Update Matthew (in comments) explains all. Acetobacter converts alcohol to vinegar (it’s nothing to do with yeast per se); there’s acetobacter in the air, so any alcoholic drink in contact with the atmosphere will eventually get vinegarised. Bottled beer, on the other hand, shouldn’t have this problem, unless… well, unless what?

Let’s promote question 3 (which, to be honest, always was the one I was most interested in). When bottled beer goes sour – as, sadly, it sometimes does – what’s (most probably) going on? A pre-existing acetobacter infection? Some other sort of infection? (I’m not sure I can tell one kind of sourness from another; I’ve seen references to lactic acid as a fault, as well as acetic.) If it is some other kind of infection, what kind? And, if it is an infection (acetobacter or otherwise) what should the brewer have been doing to stop it? Or might it be some kind of problem with the yeast strain?

All suggestions welcome!

(Yes, I do have a specific brewery in mind. Two, in fact.)

4 Comments

  1. Posted 21 February, 2016 at 11:18 pm | Permalink | Reply

    I did A Level Chemistry, but know little about Brewing. But anyway, here are my best answers. Probably a bit simplistic, and I welcome elaborations or corrections :

    1. A microorganism called Acetobacter. Basically, it eats ethanol (CH3-CH2-OH) and excretes acetic acid (CH3-COOH). Plenty of it about in the air. And once it gets in beer in an open atmosphere it’s just a matter of time.

    2. Bottles are an enclosed system. Acetobacter requires Oxygen to consume ethanol, and they’re not enough of it in an enclosed bottle

    3. Presumably the beer was dodgy to begin with.

    4. Bottle conditioning works by having live yeast and sugar. The yeast turns the sugar into ethanol and carbon dioxide. If there’s too much sugar and/or yeast, more CO2 will be produced, go into solution in the beer, and will cause gushing as the pressure is released when the cap’s remove.

  2. Posted 22 February, 2016 at 12:18 pm | Permalink | Reply

    And here you go: https://en.wikipedia.org/wiki/Thales'_theorem

  3. Zak
    Posted 22 February, 2016 at 8:37 pm | Permalink | Reply

    Bottled beer will only go sour if the hygiene processes at the brewery (and/or bottlers) aren’t up to scratch. It’s probably not solely an acetobacter thing – there are a multitude of organisms that like to have fun in beer, most of them happily not harmful to us.

    What we really need is for Dom Driscoll to chip in.

  4. Posted 23 February, 2016 at 6:33 pm | Permalink | Reply

    Yes, 1 – 3 are answered by bacterial contamination. As beer casks are opened to the atmophere when being served from they will always get bacteria in them and go off. They keep for a lot longer than three days until they are opened. Good bottle contioned beer will not go sour due to the lack of bacteria in it.

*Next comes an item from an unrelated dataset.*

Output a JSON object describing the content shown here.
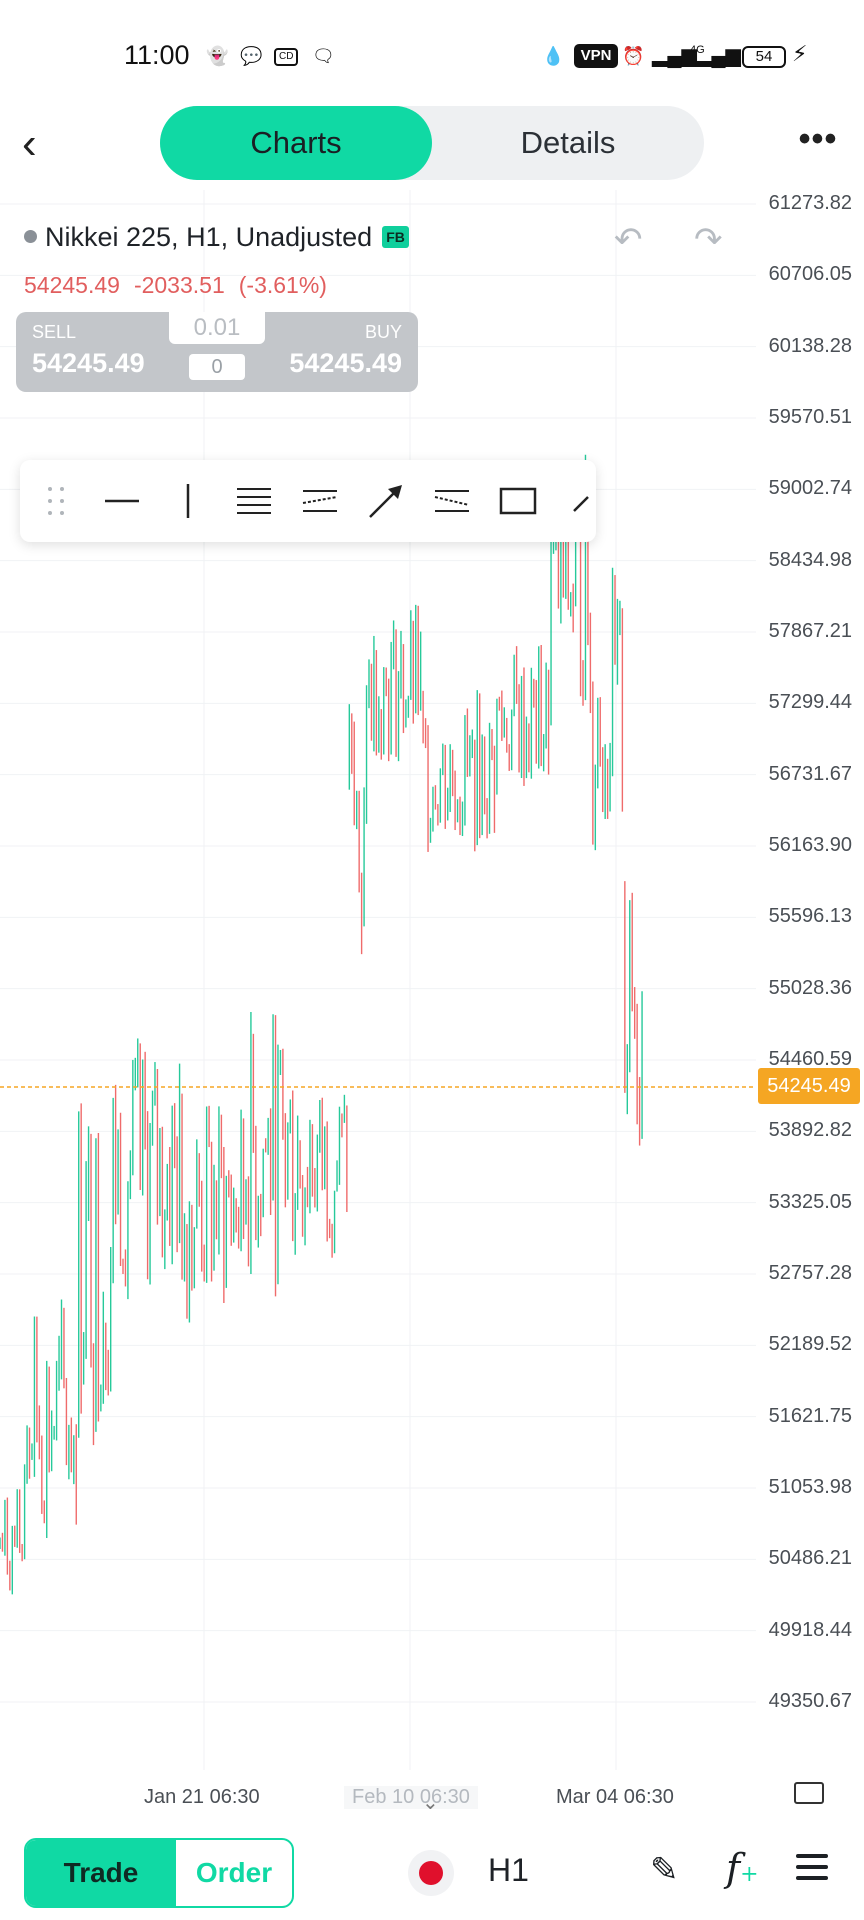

Large breweries tend to filter their bottle conditioned beer to remove any contaminating microorganism before re-seeding with fresh yeast. .Not all breweries can do this though and then longer shelf life of bottle conditioned beers means that even low levels of bacteria can cause souring eventually. Acetobacter is the most common cause of infection as it seems to get everywhere but Lactic Acid Bacteria and ‘wild’ yeast can also cause souring.

    Gushers can be caused by infection but over priming and/or incomplete primary fermentation can mean the brewing yeast ferments in the bottle to the that extent the beer becomes overcarbonated. There are also other possibilities for gushers such as fungal contamination of the malt and beer stone build up in the brewery.